Были ли какие-то смягчающие обстоятельства в моменте безумия Эрика? Возможно. Фергюсон был настолько озадачен, что проверил своего игрока на гипогликемию после того, как врач предположил, что низкий уровень глюкозы в крови мог спровоцировать взрыв. Тест не показал никаких доказательств того, что это было так. Более того, в то время никто не знал, что отец Эрика Альбер заболел очень серьезной вирусной инфекцией, которая, по словам Ги Ру, могла иметь серьезные последствия и, очевидно, вызвала огромное беспокойство в семье. В результате главу клана были вынуждены госпитализировать в Марселе на несколько недель во время инцидента. Эрик, однако, никогда не пытался оправдать это. «Я по-настоящему проанализировал ситуацию только на следующий день, — сказал он в 2007 году. — Я не знал, что случилось и что будет дальше. Я многого не знал. Одно можно было сказать наверняка: Я не гордился собой. Хулиган, который сказал мне: "Французский сын шлюхи", — я слышал это 50 миллиардов раз. В тот день я отреагировал не так, как в других случаях. Почему? Я сам никогда не находил ответа на этот вопрос».
Какими бы шокирующими ни были действия Кантона, никто не мог предсказать почти истерию, охватившую всю страну в течение нескольких часов после того, как BBC открыла свой выпуск новостей фотографиями врывающегося в толпу свихнувшегося Эрика. Каждое издание в Англии, казалось, пыталось превзойти другие в своем рвении осудить Кантона. То, что он сделал, было «скандальным», «непростительным», «беспрецедентным». Если бы главный суперинтендант Терри Коллинз, отвечавший за безопасность на матче, не сказал: «Я никогда не видел ничего подобного!», добавив, что «мог быть бунт» для пущей убедительности?
По правде говоря, Кантона был не первым спортсменом, который жестоко расправился с сквернословящим хулиганом. В начале 1930-х годов «Дикси» Дин избил болельщика, который оскорбил его — вероятно, из-за смуглого цвета лица, которому он был обязан своим прозвищем [Дикси, также известный как Диксиленд или Земля Дикси — это прозвище для всего или части Юга Соединенных Штатов, где, соответственно, жили преимущественно чернокожие, прим.пер.] — в конце матча Кубка между «Эвертоном» и Шпорами. Рядом стоял полицейский.

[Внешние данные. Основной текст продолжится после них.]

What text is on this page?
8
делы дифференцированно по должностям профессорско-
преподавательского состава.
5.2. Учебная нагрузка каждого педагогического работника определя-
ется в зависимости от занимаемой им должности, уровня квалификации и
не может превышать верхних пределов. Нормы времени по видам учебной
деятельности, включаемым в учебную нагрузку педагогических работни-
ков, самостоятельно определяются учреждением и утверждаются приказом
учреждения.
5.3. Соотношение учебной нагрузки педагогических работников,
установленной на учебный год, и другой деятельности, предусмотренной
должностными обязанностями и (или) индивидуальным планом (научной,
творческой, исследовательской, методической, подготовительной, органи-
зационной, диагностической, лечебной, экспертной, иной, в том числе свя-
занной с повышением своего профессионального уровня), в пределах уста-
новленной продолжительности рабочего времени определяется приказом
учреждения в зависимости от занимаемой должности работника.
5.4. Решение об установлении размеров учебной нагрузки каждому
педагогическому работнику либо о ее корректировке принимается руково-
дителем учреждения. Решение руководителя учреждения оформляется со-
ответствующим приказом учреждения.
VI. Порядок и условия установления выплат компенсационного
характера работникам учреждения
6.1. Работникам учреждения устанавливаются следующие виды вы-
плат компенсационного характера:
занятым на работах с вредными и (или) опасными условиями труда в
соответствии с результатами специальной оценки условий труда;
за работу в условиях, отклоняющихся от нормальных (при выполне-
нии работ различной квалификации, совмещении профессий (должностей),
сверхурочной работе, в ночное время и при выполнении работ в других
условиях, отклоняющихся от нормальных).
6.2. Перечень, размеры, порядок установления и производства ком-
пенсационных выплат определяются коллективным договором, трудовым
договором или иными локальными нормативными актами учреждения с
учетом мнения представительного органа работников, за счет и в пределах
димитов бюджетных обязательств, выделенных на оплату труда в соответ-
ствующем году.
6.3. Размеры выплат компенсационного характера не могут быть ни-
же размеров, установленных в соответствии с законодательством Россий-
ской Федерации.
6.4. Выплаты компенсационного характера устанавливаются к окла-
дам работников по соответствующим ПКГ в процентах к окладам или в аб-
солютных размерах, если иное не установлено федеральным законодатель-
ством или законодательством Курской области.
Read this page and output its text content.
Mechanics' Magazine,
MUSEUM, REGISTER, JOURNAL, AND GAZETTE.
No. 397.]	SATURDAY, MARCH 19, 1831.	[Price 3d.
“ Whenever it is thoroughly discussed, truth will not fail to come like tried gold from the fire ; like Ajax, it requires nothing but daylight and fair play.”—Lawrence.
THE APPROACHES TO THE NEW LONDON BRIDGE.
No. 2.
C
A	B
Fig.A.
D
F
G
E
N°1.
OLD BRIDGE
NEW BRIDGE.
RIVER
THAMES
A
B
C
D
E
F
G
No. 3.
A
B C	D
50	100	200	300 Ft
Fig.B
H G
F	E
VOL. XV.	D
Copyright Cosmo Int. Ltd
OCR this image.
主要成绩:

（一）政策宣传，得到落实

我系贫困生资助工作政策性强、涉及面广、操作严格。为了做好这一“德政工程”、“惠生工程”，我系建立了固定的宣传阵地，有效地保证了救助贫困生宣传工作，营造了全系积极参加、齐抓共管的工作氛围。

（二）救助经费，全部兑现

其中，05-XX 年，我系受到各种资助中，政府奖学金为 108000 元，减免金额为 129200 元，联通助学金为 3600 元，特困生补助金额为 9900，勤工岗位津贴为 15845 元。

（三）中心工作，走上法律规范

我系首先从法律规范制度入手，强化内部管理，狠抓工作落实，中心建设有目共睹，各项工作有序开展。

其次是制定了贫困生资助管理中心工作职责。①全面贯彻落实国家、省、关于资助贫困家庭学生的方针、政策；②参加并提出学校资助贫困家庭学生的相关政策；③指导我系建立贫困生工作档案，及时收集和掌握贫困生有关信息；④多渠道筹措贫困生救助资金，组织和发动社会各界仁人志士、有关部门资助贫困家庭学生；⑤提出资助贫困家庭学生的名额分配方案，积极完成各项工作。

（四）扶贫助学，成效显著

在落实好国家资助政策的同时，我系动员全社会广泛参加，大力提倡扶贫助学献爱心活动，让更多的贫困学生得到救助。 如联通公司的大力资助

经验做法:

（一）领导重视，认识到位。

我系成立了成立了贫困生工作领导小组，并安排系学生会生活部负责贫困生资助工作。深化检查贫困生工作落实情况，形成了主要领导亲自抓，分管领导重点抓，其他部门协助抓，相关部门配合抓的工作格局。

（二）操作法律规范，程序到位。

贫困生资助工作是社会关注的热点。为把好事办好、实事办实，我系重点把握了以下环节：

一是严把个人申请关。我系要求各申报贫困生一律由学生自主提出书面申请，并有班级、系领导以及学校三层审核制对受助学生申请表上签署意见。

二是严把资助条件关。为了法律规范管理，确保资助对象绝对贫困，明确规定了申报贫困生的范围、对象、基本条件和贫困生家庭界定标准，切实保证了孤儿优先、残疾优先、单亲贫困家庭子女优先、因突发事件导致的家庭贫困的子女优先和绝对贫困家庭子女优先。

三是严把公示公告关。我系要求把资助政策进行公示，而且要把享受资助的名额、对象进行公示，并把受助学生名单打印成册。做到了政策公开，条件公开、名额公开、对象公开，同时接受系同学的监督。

Вместо того, чтобы проводить великого центрального нападающего в участок, он пожал ему руку и сказал: «Это было красиво, но я вообще ничего не видел». Игра до эпохи телевидения имела свои преимущества. Но, должно быть, там были камеры, когда в 1978 году Альберто Тарантини из «Бирмингем Сити» напал на своих болельщиков в конце игры против «Манчестер Юнайтед». Однако никто не придал этому большого значения, и никакого наказания не последовало. Точно так же не было предпринято никаких действий против регбиста по имени Джеральд Кордл, который, играя за «Кардифф» в 1987 году, подрался с болельщиком «Аберавон Куинс». Но у Дина, Тарантини и Кордла не было такого послужного списка, как у Эрика Кантона, и ни один из этих нарушителей не соответствовал критериям, необходимым для того, чтобы стать стереотипом, которым был марселец с тех пор, как он приехал в Англию; один из них играл в джентльменскую игру, регби, где к физическому насилию относятся благосклонно, и даже сейчас, по крайней мере, в умах некоторых, это извращенно возводят в ранг доказательства мужественности.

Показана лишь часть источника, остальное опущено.